With my new job at the Avenue, those are some of the challenges that I have been facing along with others. In no way are these challenges bad. They are good challenges that the LORD has placed before me to help me grow in my talents and also in my love for Him.
He's been teaching me especially here lately about the Holy Spirit. I'm going through the membership class here at Ginghamsburg and last week our lesson was on the Holy Spirit. I can honestly say that in the last fourteen years that I have been a believer, I've never understood the Holy Spirit. It's like my brain has just not been able to comprehend the role that He plays in every believers life. I know what some of his character traits are, but how it personally applies to me and how I can tap into His help has baffeled me.
I purchased a book at the Library book sale last summer about the Holy Spirit. It's still sitting on my bookshelf. Was that a clue from the Lord to read more about Him? Then why is it still on my shelf? Now that the topic has been brought up again, I'm beginning to take notice.

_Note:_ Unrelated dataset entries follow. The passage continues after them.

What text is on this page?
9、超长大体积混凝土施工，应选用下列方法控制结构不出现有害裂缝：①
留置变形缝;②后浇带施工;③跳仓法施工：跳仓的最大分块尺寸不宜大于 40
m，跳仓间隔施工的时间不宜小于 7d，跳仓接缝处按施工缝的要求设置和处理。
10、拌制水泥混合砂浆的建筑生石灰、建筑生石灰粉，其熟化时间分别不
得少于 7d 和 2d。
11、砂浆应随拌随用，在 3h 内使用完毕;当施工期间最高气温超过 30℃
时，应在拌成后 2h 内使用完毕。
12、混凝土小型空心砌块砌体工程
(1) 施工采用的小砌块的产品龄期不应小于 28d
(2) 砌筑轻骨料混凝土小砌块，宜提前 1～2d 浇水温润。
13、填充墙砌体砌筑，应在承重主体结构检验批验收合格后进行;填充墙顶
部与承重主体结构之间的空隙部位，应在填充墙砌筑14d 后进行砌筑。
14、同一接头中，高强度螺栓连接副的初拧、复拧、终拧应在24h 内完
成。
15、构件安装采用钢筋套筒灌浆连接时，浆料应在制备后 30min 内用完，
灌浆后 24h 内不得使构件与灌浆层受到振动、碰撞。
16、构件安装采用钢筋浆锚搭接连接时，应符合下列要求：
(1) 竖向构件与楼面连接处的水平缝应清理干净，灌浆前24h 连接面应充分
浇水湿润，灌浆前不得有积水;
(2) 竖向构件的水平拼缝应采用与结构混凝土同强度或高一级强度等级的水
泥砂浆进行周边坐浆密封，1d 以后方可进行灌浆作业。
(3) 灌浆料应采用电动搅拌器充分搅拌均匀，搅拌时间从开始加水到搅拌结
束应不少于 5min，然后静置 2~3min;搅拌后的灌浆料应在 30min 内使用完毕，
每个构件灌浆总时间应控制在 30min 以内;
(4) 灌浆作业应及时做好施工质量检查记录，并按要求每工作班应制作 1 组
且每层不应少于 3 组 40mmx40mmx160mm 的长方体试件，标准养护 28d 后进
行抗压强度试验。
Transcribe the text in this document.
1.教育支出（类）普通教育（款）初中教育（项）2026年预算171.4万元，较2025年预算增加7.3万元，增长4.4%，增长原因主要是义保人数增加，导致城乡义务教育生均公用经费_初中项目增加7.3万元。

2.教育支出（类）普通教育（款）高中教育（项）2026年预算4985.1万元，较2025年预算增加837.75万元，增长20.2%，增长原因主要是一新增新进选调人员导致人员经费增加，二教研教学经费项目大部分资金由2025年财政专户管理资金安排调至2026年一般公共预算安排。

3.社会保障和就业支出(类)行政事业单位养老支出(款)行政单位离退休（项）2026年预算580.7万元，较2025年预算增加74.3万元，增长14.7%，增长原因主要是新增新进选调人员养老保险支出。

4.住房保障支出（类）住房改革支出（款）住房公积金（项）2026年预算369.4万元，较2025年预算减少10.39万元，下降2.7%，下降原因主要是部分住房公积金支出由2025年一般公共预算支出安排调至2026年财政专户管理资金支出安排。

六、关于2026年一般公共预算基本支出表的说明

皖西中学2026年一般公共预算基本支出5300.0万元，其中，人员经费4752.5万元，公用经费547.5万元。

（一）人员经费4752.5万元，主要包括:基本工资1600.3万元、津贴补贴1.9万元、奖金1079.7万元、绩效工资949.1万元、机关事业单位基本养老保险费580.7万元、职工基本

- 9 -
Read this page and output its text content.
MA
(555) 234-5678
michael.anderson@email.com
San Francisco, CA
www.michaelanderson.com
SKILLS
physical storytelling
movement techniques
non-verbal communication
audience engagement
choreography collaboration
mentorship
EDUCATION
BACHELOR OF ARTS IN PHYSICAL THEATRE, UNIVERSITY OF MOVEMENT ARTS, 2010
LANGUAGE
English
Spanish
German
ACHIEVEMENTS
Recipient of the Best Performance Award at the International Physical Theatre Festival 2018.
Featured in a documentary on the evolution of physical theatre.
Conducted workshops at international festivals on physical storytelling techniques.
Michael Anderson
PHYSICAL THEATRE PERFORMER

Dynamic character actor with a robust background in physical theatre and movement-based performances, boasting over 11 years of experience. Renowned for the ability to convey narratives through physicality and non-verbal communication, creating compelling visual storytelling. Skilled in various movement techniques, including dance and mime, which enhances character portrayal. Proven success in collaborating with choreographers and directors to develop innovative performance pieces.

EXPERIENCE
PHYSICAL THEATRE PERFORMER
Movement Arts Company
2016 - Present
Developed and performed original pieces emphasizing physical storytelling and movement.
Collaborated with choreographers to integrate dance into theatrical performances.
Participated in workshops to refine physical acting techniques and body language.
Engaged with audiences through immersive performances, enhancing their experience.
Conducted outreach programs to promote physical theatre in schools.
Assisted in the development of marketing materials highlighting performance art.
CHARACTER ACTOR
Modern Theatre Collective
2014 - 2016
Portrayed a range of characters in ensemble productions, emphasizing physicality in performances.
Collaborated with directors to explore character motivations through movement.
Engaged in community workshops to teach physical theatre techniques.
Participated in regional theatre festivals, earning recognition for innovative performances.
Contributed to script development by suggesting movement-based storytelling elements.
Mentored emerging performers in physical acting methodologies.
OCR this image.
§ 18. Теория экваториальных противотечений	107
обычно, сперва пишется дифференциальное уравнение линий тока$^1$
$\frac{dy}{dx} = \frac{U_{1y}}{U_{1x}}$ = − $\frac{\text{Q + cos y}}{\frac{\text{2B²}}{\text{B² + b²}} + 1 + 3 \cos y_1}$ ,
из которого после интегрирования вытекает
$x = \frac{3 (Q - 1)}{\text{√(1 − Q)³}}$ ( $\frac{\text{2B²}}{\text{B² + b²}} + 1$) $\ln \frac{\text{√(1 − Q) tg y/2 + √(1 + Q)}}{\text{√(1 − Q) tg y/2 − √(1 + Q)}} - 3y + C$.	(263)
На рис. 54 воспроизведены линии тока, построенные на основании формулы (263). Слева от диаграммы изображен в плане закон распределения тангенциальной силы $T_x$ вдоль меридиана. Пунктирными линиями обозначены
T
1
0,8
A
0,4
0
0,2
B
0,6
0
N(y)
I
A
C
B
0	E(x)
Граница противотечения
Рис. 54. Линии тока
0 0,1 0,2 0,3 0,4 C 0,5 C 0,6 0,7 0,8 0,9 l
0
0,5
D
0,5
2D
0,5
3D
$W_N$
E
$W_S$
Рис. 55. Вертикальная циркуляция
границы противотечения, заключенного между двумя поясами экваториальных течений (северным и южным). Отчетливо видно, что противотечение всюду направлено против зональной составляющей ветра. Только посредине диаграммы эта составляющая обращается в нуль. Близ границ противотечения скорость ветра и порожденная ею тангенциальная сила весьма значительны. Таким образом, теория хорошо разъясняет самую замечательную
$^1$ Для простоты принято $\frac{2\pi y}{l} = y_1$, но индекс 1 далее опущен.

I also feel that the last month and a half since I have been working here, I've been given a spirit of distraction from the enemy. By no means did I have to accept that distractive spirit, but I in many ways I feel like I welcomed it. It allowed me to write off God and say that I don't have time, or that my life is too crazy with handeling two jobs, Sudan art projects, and Suessville cardboard cutouts for the Library Christmas show on top of trying to be a good wife and making meals, cleaning the house, and doing mounds and mounds of laundry. I'm NOT too busy for God, I just need to reprioritize. I don't have an excuse.
In my bible study that just ended last Monday, the topic was "By Faith Moses". It is the workbook "Believing God by Beth Moore". This hit my soul....and after letting it steep in for awhile one of the ways I have applied it is with my new job. She writes:
"Try to place yourself in Moses' position. You are mortal flesh and blood. You have virtually no confidence in yourself. You've faced terrible failure in your past. (Murder, no less!) You have heard the audible voice of God. He has unmistakably called you, though you have no idea why. He has performed wonders before your eyes; yet your vast insecurities incited His anger because you persisted in your resistance. He relented only enough to raise your brother to stand beside you, even though God was all you needed. In obedience to God, you have repeatedly approached a stubborn and powerful pharaoh to demand the release of the mistreated nation of Israel. To complicate matters, you probably know this pharaoh intimately because you grew up with him in your adoptive home. You know his priorities and his prejudices all too well. You are also well aware of his power to slay you and your people. God has given you instructions to prepare the nation of Israel for the wonder that will result in a mighty deliverance. You mind is whirling. In moments you must tell your people."
We all are like Moses. Facing your insecurities and doing the job that God has called you to do, without looking back. Press on!